Brendan Murphy
Brendan Murphy
Emotion, Formula, and the Poetics of Space
Born in 1971 in Indiana and raised in Providence, Rhode Island, Brendan Murphy now lives and works in Miami and Malibu. His path to art followed unconventional beginnings: first as a professional basketball player in Europe, then as a Wall Street trader in New York. After the events of September 11, 2001, he left the financial world behind and committed fully to his artistic practice, developing a distinct body of work across painting, sculpture, and digital media.
Murphy’s work fuses emotional immediacy with conceptual complexity. His large-format paintings often resemble blackboards: covered in equations, chemical symbols, psychological terms, hand-drawn sketches, and typographic fragments. Figurative hints meet abstract textures, forming a visual cosmos that speaks to both intellectual and emotional dimensions. Recurring motifs include fingerprints, chalk markings, physical formulas, and existential keywords like “Love,” “Desire,” and “Energy.” His materials range from acrylic, oil, gouache, and spray paint to chrome finishes, neon pigments, and glitter.
Since 2015, Murphy has also created monumental sculptures, most notably his “Boonji Spacemen” series. These futuristic astronaut figures appear as contemporary icons of humanity in the age of technology.
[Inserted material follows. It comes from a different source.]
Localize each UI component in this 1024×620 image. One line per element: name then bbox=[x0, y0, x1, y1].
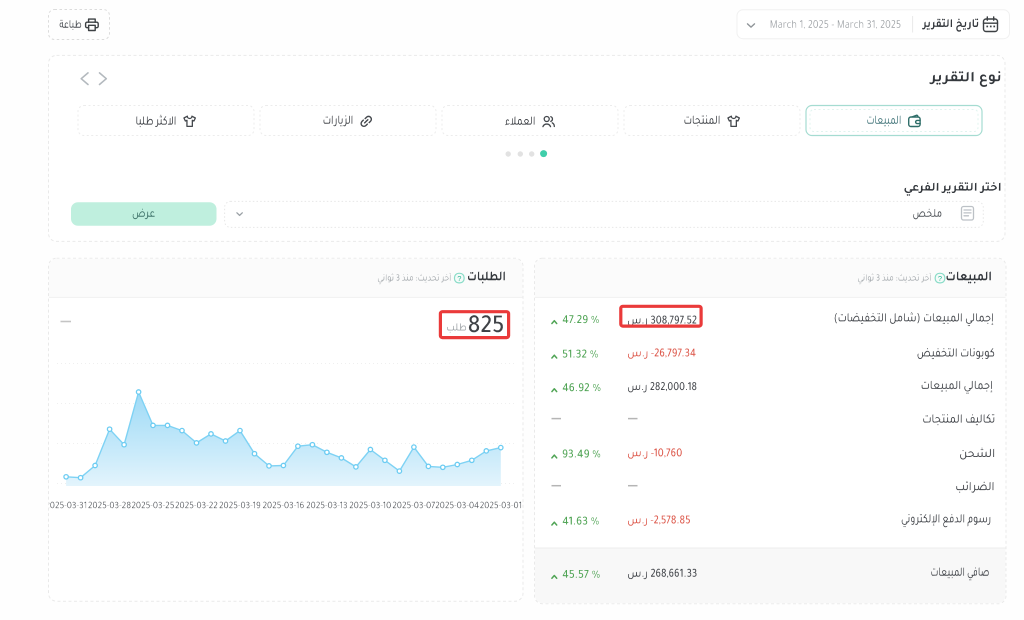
svg-text:?: ? bbox=[938, 274, 942, 283]
svg-text:?: ? bbox=[457, 274, 461, 283]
Their mirrored surfaces, vibrant colors, and even diamond-encrusted finishes position them between Pop, science fiction, and luxury object. A 13-foot Spaceman was installed at Minute Maid Park in Houston; another, at 22 feet, is slated for the Kennedy Center in Washington, D.C. In parallel, Murphy develops digital versions of his sculptures as NFTs, bridging traditional and digital art worlds.
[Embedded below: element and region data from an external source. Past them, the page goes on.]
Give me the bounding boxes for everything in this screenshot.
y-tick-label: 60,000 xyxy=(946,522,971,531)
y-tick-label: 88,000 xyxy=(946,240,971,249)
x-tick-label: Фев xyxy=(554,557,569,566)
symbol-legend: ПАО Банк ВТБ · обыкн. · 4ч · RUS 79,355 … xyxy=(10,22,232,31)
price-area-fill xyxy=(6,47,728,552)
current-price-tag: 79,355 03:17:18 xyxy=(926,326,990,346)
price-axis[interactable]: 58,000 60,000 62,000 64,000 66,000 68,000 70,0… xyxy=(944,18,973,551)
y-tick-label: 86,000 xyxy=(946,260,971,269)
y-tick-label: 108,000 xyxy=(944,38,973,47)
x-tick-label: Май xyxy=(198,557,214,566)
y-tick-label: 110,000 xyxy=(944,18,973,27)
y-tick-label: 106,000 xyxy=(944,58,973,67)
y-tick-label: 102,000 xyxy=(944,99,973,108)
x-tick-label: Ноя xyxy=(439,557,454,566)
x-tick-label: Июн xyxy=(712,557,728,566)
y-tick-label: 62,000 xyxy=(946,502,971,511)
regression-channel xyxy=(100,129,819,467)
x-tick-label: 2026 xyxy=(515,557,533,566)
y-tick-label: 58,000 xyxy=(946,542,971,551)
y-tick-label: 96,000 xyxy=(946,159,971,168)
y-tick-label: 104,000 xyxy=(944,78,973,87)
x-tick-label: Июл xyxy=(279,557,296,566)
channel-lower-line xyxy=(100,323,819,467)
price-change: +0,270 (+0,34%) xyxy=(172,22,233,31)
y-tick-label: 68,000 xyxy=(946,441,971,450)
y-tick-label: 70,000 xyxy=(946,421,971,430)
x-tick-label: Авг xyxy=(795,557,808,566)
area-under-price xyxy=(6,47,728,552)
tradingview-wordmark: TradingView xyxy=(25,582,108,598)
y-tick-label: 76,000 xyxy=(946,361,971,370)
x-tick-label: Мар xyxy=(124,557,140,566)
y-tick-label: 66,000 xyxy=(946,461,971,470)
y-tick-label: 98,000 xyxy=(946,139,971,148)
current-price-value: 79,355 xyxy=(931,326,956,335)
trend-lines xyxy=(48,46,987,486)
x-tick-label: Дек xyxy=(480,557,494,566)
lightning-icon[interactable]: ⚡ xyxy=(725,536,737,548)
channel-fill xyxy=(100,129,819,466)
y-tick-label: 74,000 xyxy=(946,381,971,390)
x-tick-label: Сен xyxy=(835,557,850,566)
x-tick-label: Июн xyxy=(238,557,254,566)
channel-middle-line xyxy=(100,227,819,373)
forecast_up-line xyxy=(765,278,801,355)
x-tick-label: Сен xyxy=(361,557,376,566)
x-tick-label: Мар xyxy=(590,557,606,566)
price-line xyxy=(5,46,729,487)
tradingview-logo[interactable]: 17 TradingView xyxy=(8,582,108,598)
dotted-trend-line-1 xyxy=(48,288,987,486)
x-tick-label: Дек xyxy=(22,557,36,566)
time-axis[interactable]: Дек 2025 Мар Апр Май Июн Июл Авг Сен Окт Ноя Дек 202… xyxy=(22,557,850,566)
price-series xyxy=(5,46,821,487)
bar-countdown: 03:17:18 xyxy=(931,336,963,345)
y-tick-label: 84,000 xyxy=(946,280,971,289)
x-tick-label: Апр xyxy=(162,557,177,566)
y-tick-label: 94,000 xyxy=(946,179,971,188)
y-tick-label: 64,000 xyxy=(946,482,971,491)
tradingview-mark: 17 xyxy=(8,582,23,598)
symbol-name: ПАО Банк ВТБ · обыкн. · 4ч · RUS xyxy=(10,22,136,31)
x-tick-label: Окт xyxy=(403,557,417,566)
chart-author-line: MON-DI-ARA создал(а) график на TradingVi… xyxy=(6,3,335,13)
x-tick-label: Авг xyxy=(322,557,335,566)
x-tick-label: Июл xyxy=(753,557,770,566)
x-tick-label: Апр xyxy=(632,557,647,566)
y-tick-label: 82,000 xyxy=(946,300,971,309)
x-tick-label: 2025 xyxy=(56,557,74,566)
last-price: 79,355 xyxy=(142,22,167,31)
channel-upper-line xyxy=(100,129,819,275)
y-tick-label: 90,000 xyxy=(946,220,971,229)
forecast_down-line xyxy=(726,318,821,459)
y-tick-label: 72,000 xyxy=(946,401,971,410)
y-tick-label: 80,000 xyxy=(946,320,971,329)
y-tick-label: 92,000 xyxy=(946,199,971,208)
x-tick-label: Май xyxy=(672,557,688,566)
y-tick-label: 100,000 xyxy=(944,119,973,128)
His work is held in over 600 private collections worldwide, including those of Serena Williams, Novak Djokovic, Warren Buffett, and Larry Page. Murphy’s art has been exhibited internationally at galleries and fairs in New York, Miami, London, Monaco, and Bogotá. His approach is both intuitive and methodical, resulting in a visual language that combines aesthetic allure with philosophical depth.